X86 calling conventions

From Wikipedia, the free encyclopedia

The correct title of this article is x86 calling conventions. The initial letter is shown capitalized due to technical restrictions.

This article describes the calling conventions used on the x86 architecture.

Contents

[edit] cdecl

The cdecl calling convention is used by many C and C++ systems for the x86 architecture. In cdecl, function parameters are passed on the stack in a right-to-left order. Function return values are returned in the EAX register. Registers EAX, ECX, and EDX are available for use in the function.

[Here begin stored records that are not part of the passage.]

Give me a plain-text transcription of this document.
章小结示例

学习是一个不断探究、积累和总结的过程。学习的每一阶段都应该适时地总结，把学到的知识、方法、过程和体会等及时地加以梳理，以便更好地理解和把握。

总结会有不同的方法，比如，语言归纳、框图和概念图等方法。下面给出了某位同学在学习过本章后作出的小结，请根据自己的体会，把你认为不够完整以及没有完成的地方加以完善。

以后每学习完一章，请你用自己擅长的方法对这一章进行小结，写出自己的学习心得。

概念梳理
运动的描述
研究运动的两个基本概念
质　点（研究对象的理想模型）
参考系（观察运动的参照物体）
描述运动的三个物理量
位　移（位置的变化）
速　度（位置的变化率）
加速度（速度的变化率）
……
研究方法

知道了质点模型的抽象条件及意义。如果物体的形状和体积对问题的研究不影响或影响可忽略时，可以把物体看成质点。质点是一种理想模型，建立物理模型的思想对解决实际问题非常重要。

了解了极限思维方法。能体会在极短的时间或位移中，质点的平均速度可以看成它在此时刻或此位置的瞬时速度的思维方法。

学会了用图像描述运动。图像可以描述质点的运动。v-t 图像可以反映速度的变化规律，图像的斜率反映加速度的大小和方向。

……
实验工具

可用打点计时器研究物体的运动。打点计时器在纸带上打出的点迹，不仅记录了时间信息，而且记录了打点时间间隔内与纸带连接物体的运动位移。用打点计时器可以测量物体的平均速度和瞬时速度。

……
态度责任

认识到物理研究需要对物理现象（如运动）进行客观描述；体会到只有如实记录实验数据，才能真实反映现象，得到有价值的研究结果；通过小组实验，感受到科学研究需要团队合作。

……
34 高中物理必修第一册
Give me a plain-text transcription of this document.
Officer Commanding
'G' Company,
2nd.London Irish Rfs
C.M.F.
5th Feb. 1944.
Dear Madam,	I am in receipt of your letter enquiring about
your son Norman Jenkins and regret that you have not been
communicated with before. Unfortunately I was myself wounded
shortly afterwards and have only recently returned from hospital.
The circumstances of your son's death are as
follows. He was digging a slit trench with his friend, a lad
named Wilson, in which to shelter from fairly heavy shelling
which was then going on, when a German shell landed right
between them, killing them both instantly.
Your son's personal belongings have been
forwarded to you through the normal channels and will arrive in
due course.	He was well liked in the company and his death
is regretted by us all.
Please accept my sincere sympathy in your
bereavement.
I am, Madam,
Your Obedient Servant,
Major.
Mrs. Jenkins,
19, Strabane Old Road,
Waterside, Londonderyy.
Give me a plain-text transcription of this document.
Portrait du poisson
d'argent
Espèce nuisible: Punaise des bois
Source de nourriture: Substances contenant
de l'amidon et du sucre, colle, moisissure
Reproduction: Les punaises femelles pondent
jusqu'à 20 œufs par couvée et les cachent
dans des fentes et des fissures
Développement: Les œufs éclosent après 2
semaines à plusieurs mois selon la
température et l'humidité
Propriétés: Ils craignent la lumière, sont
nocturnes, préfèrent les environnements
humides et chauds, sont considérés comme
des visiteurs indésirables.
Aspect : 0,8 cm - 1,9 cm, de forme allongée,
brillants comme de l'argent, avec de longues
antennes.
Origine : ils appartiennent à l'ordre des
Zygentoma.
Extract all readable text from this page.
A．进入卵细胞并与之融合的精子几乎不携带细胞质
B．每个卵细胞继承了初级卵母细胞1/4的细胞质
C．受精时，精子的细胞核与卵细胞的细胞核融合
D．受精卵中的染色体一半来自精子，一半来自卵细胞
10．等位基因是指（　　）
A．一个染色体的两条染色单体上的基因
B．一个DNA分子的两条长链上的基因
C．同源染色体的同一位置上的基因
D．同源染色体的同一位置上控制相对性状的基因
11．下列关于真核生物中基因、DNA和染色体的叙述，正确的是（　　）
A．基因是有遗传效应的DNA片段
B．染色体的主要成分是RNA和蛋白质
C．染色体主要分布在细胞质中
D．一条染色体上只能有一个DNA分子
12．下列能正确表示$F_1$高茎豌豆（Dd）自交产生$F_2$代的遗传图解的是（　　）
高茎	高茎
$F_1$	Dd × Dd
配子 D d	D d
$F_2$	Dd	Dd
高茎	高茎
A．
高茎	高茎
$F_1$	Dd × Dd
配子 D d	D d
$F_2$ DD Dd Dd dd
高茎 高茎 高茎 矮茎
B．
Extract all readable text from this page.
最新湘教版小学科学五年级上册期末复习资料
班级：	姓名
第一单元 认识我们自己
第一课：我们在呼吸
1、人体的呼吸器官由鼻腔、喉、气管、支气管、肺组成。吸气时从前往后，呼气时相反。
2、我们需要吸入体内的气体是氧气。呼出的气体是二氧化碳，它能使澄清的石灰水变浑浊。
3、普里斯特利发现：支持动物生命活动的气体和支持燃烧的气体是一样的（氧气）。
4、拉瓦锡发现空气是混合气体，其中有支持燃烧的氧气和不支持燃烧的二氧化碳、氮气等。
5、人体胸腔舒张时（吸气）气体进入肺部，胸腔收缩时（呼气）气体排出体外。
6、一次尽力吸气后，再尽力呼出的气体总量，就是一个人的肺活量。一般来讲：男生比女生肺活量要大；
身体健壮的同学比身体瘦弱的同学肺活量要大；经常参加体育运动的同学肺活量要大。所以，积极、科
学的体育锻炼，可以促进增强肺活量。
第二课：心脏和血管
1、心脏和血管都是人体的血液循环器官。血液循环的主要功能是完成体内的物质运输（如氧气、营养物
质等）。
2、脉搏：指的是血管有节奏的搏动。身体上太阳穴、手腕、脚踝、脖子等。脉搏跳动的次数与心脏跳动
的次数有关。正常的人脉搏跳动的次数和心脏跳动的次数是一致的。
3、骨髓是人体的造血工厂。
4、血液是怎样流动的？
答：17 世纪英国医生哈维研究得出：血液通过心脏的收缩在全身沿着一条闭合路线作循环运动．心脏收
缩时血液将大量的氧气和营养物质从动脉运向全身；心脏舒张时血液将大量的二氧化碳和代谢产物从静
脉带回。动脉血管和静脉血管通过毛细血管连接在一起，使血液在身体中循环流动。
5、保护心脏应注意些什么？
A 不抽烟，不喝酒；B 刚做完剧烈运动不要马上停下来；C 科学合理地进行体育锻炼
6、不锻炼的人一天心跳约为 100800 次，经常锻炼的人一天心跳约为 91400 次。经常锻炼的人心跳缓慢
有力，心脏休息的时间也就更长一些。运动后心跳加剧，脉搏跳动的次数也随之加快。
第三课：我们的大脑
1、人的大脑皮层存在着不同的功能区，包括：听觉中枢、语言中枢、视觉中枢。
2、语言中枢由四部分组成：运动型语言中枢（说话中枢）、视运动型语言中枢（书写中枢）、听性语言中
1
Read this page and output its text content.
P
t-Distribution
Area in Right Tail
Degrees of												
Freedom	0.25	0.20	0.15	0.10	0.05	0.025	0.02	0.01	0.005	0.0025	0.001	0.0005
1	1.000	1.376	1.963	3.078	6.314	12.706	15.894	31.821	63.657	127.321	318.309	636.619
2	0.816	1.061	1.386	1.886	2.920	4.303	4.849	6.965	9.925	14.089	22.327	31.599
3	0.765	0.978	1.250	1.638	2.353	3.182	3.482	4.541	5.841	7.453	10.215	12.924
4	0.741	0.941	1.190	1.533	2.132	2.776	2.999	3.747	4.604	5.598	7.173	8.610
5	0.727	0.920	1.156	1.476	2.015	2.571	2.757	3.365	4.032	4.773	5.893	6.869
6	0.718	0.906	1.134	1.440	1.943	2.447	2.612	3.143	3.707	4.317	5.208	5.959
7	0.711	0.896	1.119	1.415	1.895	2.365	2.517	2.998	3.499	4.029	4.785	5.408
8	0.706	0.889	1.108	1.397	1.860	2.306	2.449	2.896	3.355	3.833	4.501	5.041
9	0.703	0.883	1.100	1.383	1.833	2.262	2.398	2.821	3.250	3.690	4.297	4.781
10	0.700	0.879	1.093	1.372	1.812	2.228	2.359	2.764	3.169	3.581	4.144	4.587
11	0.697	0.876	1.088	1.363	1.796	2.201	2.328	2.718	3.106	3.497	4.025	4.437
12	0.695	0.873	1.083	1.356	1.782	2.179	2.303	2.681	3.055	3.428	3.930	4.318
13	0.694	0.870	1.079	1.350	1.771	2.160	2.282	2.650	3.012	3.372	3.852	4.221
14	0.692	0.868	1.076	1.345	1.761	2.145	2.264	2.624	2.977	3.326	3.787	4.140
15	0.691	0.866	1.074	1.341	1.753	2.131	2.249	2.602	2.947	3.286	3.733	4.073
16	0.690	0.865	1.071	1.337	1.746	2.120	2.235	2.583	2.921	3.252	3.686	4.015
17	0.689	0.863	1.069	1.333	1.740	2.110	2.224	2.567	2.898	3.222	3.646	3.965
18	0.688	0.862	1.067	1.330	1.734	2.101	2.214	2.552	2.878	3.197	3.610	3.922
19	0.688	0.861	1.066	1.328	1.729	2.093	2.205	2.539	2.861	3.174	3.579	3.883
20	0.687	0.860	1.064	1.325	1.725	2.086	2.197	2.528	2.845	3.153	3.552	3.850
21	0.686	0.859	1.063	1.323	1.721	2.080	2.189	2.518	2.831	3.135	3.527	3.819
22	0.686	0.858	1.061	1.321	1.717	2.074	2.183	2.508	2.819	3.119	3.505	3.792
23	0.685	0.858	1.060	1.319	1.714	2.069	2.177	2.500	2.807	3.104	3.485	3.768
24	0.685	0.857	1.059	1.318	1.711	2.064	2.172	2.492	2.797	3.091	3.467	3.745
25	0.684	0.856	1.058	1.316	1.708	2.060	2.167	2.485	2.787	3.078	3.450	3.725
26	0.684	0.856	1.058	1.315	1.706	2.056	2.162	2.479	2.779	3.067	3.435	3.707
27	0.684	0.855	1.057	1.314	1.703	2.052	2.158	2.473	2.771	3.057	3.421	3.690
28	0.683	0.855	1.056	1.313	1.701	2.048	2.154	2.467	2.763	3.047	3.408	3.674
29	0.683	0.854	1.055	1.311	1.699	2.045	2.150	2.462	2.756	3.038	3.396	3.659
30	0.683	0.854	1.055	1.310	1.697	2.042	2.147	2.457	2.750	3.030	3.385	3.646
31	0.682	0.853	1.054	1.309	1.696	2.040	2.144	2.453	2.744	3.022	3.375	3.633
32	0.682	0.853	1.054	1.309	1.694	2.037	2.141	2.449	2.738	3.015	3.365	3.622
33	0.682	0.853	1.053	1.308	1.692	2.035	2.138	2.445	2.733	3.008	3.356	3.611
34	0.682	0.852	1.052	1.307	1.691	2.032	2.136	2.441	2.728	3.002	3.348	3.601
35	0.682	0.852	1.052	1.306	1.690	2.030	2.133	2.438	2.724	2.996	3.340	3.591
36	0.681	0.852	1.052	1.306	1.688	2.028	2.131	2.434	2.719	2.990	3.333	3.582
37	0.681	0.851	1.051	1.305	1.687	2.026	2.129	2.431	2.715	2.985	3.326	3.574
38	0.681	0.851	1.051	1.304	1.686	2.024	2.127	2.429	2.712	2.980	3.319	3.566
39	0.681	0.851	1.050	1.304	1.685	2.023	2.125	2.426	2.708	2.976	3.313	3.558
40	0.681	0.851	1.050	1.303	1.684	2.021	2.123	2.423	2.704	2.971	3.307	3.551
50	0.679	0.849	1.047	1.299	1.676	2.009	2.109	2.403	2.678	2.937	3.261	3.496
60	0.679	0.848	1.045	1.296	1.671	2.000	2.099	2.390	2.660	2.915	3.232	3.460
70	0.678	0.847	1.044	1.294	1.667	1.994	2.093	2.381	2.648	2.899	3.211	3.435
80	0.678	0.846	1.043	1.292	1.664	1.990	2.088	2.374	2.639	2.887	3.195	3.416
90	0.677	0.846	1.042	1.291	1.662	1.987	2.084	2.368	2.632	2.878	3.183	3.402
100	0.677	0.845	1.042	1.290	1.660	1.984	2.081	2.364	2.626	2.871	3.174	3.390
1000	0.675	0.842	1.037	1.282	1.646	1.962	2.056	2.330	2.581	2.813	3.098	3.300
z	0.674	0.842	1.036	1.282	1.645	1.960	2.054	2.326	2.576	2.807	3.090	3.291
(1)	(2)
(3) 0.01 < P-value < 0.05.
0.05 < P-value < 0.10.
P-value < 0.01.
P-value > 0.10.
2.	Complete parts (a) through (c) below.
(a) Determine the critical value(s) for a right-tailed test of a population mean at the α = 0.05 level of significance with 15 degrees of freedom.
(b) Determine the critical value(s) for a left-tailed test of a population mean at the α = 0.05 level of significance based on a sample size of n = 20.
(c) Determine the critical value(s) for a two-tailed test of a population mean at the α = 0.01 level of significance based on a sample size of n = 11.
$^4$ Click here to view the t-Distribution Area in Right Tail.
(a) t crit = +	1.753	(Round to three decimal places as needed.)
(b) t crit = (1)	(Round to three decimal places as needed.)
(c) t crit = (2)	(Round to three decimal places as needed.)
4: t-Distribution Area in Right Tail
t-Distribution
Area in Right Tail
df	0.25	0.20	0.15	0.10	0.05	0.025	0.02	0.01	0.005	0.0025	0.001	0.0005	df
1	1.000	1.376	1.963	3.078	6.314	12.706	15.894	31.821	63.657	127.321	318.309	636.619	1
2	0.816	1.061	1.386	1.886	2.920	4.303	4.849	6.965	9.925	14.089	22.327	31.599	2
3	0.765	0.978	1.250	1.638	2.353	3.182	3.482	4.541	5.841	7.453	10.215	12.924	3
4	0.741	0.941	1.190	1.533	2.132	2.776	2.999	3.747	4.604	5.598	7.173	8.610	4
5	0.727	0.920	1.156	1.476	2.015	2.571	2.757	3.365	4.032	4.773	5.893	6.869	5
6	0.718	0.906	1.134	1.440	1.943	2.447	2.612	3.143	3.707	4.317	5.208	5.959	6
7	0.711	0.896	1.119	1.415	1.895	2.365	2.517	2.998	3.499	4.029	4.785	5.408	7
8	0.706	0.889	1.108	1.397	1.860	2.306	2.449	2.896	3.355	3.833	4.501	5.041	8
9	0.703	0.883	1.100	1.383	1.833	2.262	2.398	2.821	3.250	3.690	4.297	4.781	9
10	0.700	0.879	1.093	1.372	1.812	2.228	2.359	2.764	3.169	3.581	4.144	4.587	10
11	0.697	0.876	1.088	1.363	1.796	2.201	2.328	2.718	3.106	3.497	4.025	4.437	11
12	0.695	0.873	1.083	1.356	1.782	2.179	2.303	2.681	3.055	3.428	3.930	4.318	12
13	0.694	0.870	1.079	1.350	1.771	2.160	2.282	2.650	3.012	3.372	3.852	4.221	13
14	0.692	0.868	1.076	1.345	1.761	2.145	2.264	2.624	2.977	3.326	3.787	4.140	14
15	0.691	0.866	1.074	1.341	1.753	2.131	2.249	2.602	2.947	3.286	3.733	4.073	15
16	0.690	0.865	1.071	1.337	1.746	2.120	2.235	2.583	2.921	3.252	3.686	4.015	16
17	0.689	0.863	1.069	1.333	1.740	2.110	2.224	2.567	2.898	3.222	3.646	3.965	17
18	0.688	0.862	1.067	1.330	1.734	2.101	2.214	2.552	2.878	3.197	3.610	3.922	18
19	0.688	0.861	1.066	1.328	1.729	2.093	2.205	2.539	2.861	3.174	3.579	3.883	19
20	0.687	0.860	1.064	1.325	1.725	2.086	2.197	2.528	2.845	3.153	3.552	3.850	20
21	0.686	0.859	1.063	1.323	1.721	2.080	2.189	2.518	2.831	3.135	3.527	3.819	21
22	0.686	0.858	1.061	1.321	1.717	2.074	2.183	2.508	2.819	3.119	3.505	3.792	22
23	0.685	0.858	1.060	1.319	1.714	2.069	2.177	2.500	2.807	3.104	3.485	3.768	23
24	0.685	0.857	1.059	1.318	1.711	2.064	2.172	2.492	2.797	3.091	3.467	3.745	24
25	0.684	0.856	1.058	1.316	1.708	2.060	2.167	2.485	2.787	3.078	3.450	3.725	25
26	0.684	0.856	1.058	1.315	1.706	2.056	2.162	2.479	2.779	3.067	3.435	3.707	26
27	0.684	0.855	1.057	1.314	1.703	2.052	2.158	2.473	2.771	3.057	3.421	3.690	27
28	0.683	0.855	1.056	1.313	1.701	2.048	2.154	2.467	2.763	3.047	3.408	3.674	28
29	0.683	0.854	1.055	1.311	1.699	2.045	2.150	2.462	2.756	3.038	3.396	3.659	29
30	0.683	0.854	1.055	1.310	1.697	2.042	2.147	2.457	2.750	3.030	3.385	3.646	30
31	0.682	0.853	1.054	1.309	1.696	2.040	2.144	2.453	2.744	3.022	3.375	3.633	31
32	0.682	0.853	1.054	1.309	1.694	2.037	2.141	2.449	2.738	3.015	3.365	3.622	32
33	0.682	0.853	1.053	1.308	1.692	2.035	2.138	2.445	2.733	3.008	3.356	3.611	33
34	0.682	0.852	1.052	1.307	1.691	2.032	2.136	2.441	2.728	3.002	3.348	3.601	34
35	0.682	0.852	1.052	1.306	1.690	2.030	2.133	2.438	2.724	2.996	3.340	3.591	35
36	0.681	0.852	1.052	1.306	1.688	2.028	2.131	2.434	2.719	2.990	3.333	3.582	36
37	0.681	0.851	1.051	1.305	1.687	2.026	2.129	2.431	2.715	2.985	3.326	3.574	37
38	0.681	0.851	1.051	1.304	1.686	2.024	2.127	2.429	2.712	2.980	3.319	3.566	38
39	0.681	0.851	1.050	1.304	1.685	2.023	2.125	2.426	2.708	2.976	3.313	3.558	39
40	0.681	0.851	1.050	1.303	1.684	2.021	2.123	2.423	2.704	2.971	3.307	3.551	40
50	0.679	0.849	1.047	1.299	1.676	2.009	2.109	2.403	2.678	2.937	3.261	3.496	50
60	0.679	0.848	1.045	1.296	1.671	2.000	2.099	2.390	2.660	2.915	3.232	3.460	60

For instance, the following C code function prototype and function call:

int function(int, int, int);
int a, b, c, x;
...
x = function(a, b, c);

will produce the following x86 Assembly code (written in MASM syntax):

push c
push b
push a
call function
add esp, 12 ;Stack clearing
mov x, eax

The calling function cleans the stack after the function call returns.

The cdecl calling convention is usually the default calling convention for x86 C compilers, although many compilers provide options to automatically change the calling conventions used. To manually define a function to be cdecl, some support the following syntax:

void _cdecl function(params);

The _cdecl modifier must be included in the function prototype, and in the function declaration to override any other settings that might be in place.

[edit] Pascal

The Pascal calling convention is the reverse of the C calling convention. The parameters are pushed on the stack in left-to-right order and the callee is responsible for balancing the stack before return.

The callee balances the stack by the assembly code: "ret freestack", where freestack is a constant integer.

[edit] Register (fastcall)

The Register or fastcall calling convention is compiler-specific for historical reasons. In general, however, it states that the few first arguments that fit into a processor's register (i.e. with a size up to 32 bits for x86 architecture) will be passed via registers instead of being put onto the stack. The remaining arguments are passed right-to-left on the stack (like in cdecl). Return values are passed through the AL, AX, or EAX register. The stack is usually callee-cleared unless the function takes a variable number of parameters. Most RTL functions, however, take a small number of parameters, so they don't have to clear the stack at all.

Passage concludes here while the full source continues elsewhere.